決めつけられてしまったが、そんな感じの方向性で行こう。
「こんな人がワタクシの兄上だなんて、本当に悲しいですわあ。……本当は血が繋がっていないのでは?」
頭を押さえながら蹲るつぼみ。無礼な発言だが、それは自分の首を絞めることになるだろう。

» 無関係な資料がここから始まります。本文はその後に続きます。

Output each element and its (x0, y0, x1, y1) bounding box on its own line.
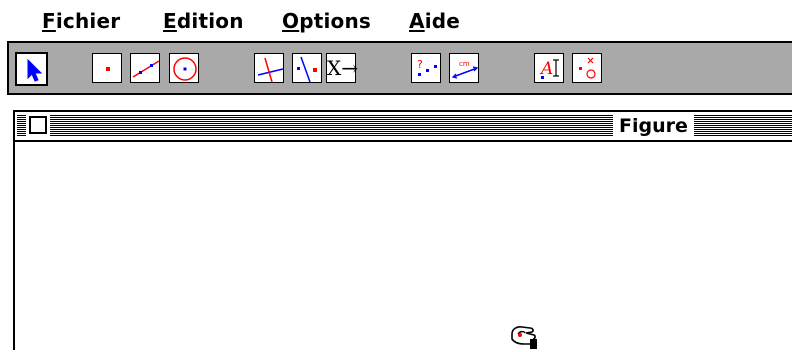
circle-icon (173, 57, 197, 81)
text-label-tool-button[interactable]: A (534, 53, 564, 83)
menu-aide-rest: ide (424, 9, 461, 33)
pointer-tool-button[interactable] (15, 52, 48, 86)
window-title: Figure (613, 113, 694, 139)
circle-tool-button[interactable] (169, 53, 199, 83)
window-titlebar[interactable]: Figure (15, 112, 792, 142)
transform-tool-button[interactable]: X→ (326, 53, 358, 83)
point-icon (106, 67, 110, 71)
perpendicular-tool-button[interactable] (254, 53, 284, 83)
menu-aide[interactable]: Aide (409, 8, 460, 34)
delete-icon (579, 57, 596, 79)
svg-text:?: ? (417, 58, 423, 71)
menu-aide-accel: A (409, 9, 425, 33)
text-label-icon: A (539, 59, 559, 79)
menu-edition-rest: dition (176, 9, 244, 33)
menu-fichier-accel: F (42, 9, 56, 33)
parallel-icon (297, 56, 317, 83)
delete-tool-button[interactable] (572, 53, 602, 83)
line-icon (132, 60, 160, 78)
check-property-tool-button[interactable]: ? (411, 53, 441, 83)
menu-edition[interactable]: Edition (163, 8, 244, 34)
perpendicular-icon (257, 57, 284, 83)
measure-unit-text: cm (459, 60, 470, 68)
hand-cursor-icon (511, 326, 537, 349)
check-property-icon: ? (417, 58, 437, 76)
figure-canvas[interactable] (15, 142, 792, 352)
menu-fichier-rest: ichier (55, 9, 121, 33)
line-tool-button[interactable] (130, 53, 160, 83)
menu-options[interactable]: Options (282, 8, 371, 34)
point-tool-button[interactable] (92, 53, 122, 83)
menu-fichier[interactable]: Fichier (42, 8, 120, 34)
menu-bar: Fichier Edition Options Aide (0, 0, 792, 40)
transform-icon: X→ (327, 56, 358, 80)
menu-edition-accel: E (163, 9, 177, 33)
menu-options-accel: O (282, 9, 300, 33)
measure-icon: cm (451, 60, 479, 79)
figure-window: Figure (13, 110, 792, 352)
close-box-button[interactable] (29, 116, 47, 134)
toolbar: X→ ? cm A (7, 41, 792, 95)
arrow-pointer-icon (27, 58, 43, 82)
parallel-tool-button[interactable] (292, 53, 322, 83)
measure-tool-button[interactable]: cm (449, 53, 479, 83)
menu-options-rest: ptions (299, 9, 372, 33)
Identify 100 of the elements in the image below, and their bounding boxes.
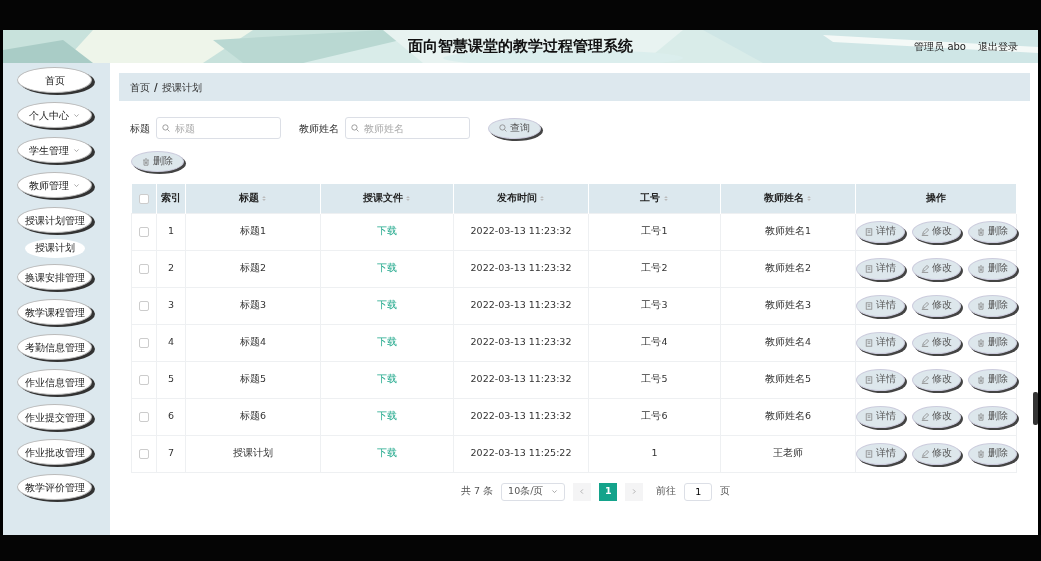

ぼくは母親のお腹から出た瞬間、父親たちに殺されかけている。
学院長の力で生かされているが、その時点からずっと監視されているはずだ。
つまり、ぼくほど身元がしっかりした人間は、存在しないのである。
血が繋がっていないとしたら、つぼみの方だ。
「好きに嘆くといいよ、現実は変わらないから」
なにせこの妹は、父親にそっくりだ。
顔ではない、性格が。
傲慢な態度、身勝手な期待、才能の欠落。
瓜二つとまではいかないが、よく似ているのは間違いないな。
「じゃあ、もう行くから」
長く付き合う気はない。妹だから、何だと言うのか。
所詮はすれ違っただけの他人であり、一期一会の中に消えていく存在だ。
二度と会うことはないと思うが、どうかお元気でさようなら。
未練の欠片もなく背中を向けると、嫌な気配と大声が響いた。
「待ちなさい!」
勢いよく立ち上がり、ぼくの鼻先にまでつぼみが近づいてくる。
「あなたの根性を、叩き直してあげますわ!」
なにか戯言が聞こえてきた。
「一応言っておくが、ぼくの根性は叩き直しても、歪みもしないぞ」
「黙りなさい。あなたのような無礼者は、初めて見ましたわ!」
それはこちらのセリフだと言いたい。
ぼくの周りには無礼者が多いので、初めて見たわけではないが。
「ワタクシと勝負しなさい。そして、負けたら弟子入りするのです!」
嫌な言葉を聞いた。同時に、黙っていたルシルの顔もひきつった。
「ちょっと待ってください、この子は私の弟子ですよ!」
黙っていられなくなったルシルが、ぼくを背中に庇い前に出る。
「貴女が? どこの誰だか知りませんが、それなら反省しなさい!」
「反省? 私が?」
「貴女が甘やかしたから、兄上は堕落したのです。弟子を育てる資格がないと思いますわ」
「なんですって!!」
暴力を使わない大喧嘩が始まった。
当事者であるぼくを置いて、ルシルとつぼみの師匠談義だ。
この隙に寮に戻り、引っ越しの準備をしよう。
そして、こいつらとは二度と会わないで済むように。真摯に祈ろうと決めたのだった。